Apollon Records, 14.02.2025

Was für ein Name für ein Album – die Frage ist nur: geht es darum, das Scheitern zu meistern (und so darüber hinwegzukommen) oder ein Meister des Scheiterns zu sein (d.h. viel zu scheitern)? Zumindest ist die Antwort klar, wenn man sich das Album anhört, denn diese zwölf Songs sind alles andere als ein Fail. Die norwegische Band hat es geschafft, ein Album zu schaffen, das einen beim Hören berührt, das Songs hat, die direkt ins Herz gehen – auf eine vielleicht nachdenkliche, aber auch motivierende und eindeutig sehr offene Art.
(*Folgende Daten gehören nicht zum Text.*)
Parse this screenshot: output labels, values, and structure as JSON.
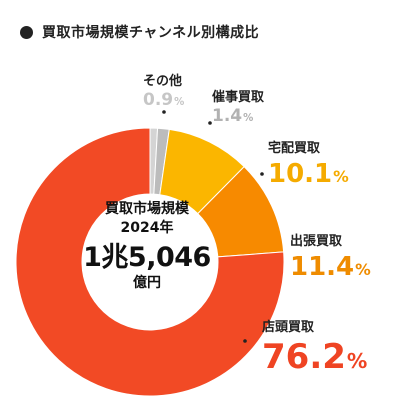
{
  "header": {
    "title": "買取市場規模チャンネル別構成比"
  },
  "center": {
    "line1": "買取市場規模",
    "line2": "2024年",
    "amount": "1兆5,046",
    "unit": "億円"
  },
  "chart_data": {
    "type": "pie",
    "title": "買取市場規模チャンネル別構成比",
    "unit": "%",
    "slices": [
      {
        "name": "その他",
        "value": 0.9,
        "display": "0.9",
        "color": "#d4d4d4",
        "label_color": "#c6c6c6"
      },
      {
        "name": "催事買取",
        "value": 1.4,
        "display": "1.4",
        "color": "#bcbcbc",
        "label_color": "#b2b2b2"
      },
      {
        "name": "宅配買取",
        "value": 10.1,
        "display": "10.1",
        "color": "#fbb600",
        "label_color": "#f5ab00"
      },
      {
        "name": "出張買取",
        "value": 11.4,
        "display": "11.4",
        "color": "#f78a00",
        "label_color": "#ef8c00"
      },
      {
        "name": "店頭買取",
        "value": 76.2,
        "display": "76.2",
        "color": "#f24a25",
        "label_color": "#ef4423"
      }
    ]
  }
}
Ich persönlich mag es sehr, wenn sich Bands Themen aussuchen, die so viele Menschen in der heutigen Gesellschaft betreffen – seien es Depressionen, Süchte, allgemein psychische Gesundheit oder was auch immer ein Thema sein mag, über das man nicht sprechen sollte, obwohl es genau diese Themen sind, die wir ins Licht rücken müss(t)en.

Der Anfang und das Ende des Albums, „Master of Failure“, sind als Einheit zu sehen – denn sie tragen nicht nur den Titel des Albums als Songtitel, sondern sind auch Teil I und II. Schon die musikalische Seite der beiden Tracks gibt einen guten Einblick in das Album – melodisch, immer mit einem Hauch von Rock und ein wenig kantig, und eine wirklich gute Gesangsleistung. Während Teil I sehr nachdenklich ist und ein Gefühl der Hoffnungslosigkeit vermittelt, setzt Teil II noch einen drauf – und das ist Power, es gibt einem musikalisch und textlich Kraft, den Willen, auszubrechen aus dem, was einen runterzieht, den Willen, darüber zu reden, was los ist. Und das ist auch der Grund, warum „Master of Failure (Part II)“ ganz klar DER Song auf diesem Album ist, den ich jedem empfehlen würde, anzuhören.

Genauso melodisch geht es mit „Weatherman“ weiter – der Song hat einen klaren Fokus auf den Gesang, während die Musik im Hintergrund bleibt und die Lyrics schön umspielt. Viele kleine Details machen das Stück musikalisch hörenswert, und auch die Gesamtstimmung gibt einem wirklich diesen Hauch von Unheil. Als säße man draußen und könnte spüren, dass sich etwas (zum Schlechten) verändert, aber man kann es nicht greifen. Ganz passend zum Songtitel „Weatherman“ und seinem Text – der natürlich metaphorisch und nicht wörtlich als Wetter zu verstehen ist. Ein bisschen von dieser unheilvollen Stimmung findet sich auch bei „Growing is too dull“ – der Gesang wirkt irgendwie zerbrechlich, weich, nur leise von den Instrumenten untermalt. Es ist rein, es ist ehrlich, es ist roh, und es geht direkt ins Herz mit seinen ehrlichen Texten.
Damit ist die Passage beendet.